3. Jedes Jahr kommen in Deutschland 140’000 Einfamilienhäuser hinzu. Nehmen wir an, jedes von ihnen steht auf 500 Quadratmetern Grund, so sind das 70 Millionen Quadratmeter oder 70 Quadratkilometer jährlich. Dabei ist die Erschließung durch Straßen, Stichstraßen und Kreisverkehre noch nicht eingepreist. Rechnen wir pro Einfamilienhaus 60 Quadratmeter für Erschließung hinzu, landen wir bei 78 Quadratkilometern. Das ist die Fläche des Chiemsees – immerhin Deutschlands drittgrößtem See. Nach sieben Jahren übertreffen wir die Fläche des Bodensees mit 536 Quadratkilometern. Das alles in einem Land, das seit 1990 konstant um die 80 Millionen Einwohner hat. Wir müssen uns als Republik durchaus fragen, ob wir es uns leisten können, jedes Jahr einmal die Fläche des Chiemsees für Einfamilienhäuser aufzugeben. Innerorts oder in einer dörflichen Struktur ist das Einfamilienhaus sicher unproblematisch. Wenn aber kleine Städte, die jahrhundertelang durch Außenbereiche getrennt waren, zusammenwachsen, wird es unübersichtlich: Die Siedlungsstruktur wird schwer zu lesen, ehemals wichtige Ortskerne werden Nebensache, Bürger fühlen sich keiner Gemeinde mehr verbunden. Das Städtchen wird Schlafkaff einer übergeordneten „Metropolregion“.

4. Natürlich werden Neubausiedlungen nicht auf Wasserflächen ausgelobt – sie stehen auf ehemaligen Wiesen und Äckern. Menschen meiner Generation sollten sich zumindest einmal vorstellen, welch mühselige Arbeit es für unsere Vorfahren war, eine Futterwiese anzulegen: Als die Römer nach Germanien kamen, war das Land überzogen von dunklen Wäldern. Der Wald ist etwas herrliches, wenn es aber darum geht, das Milchvieh zu sättigen, ist er ungeeignet. Wer also eine Futterwiese wollte, musste Wälder von Hand einschlagen: brauchbare Stämme wurden ins Sägewerk geschafft, der Rest wurde gerodet. Dann ging es daran, die verbleibenden Wurzelstöcke aus der Erde zu reißen.

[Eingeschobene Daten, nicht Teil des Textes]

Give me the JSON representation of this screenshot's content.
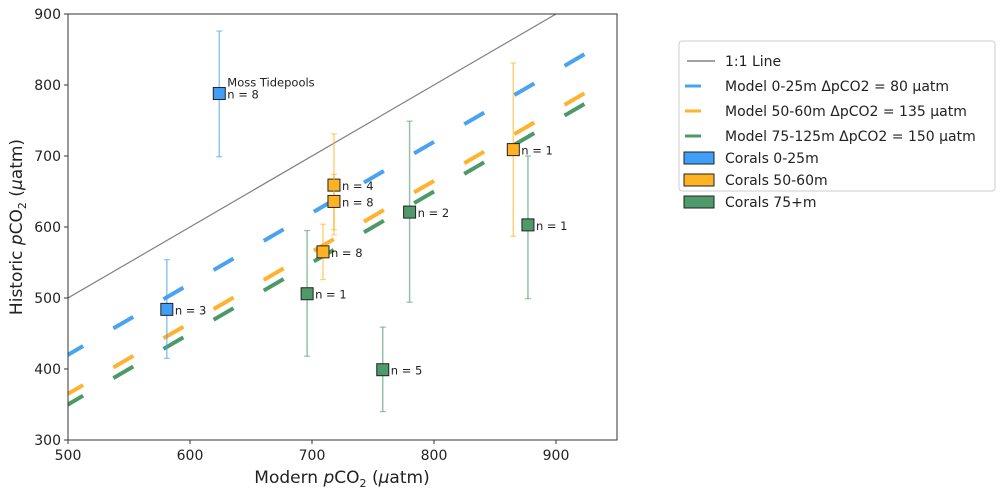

Dann musste man die Schlaglöcher auffüllen. Dann mussten die umherliegenden Steine geklaubt und das Unkraut gerupft werden. Das alles mit Muskelkraft, ohne Aggregat und ohne Handschuhe. Von nun an musste man die Wiese jedes Jahr niederhalten, sonst holt sich der Wald die Fläche zurück. Es ist unklar, wieviele Frauen und Männer sich dabei bucklig gerackert haben – nur allein um den Kindern eine „gemähte Wiese“ zu vererben. Wir sollten mit Sorgfalt darüber nachdenken, was wir mit diesen Flächen tun. Ich bin mir sicher, wenn wir heute den Wald einschlagen müssten, um Neubaugebiete zu schaffen, wäre das ein hochemotionaler Vorgang.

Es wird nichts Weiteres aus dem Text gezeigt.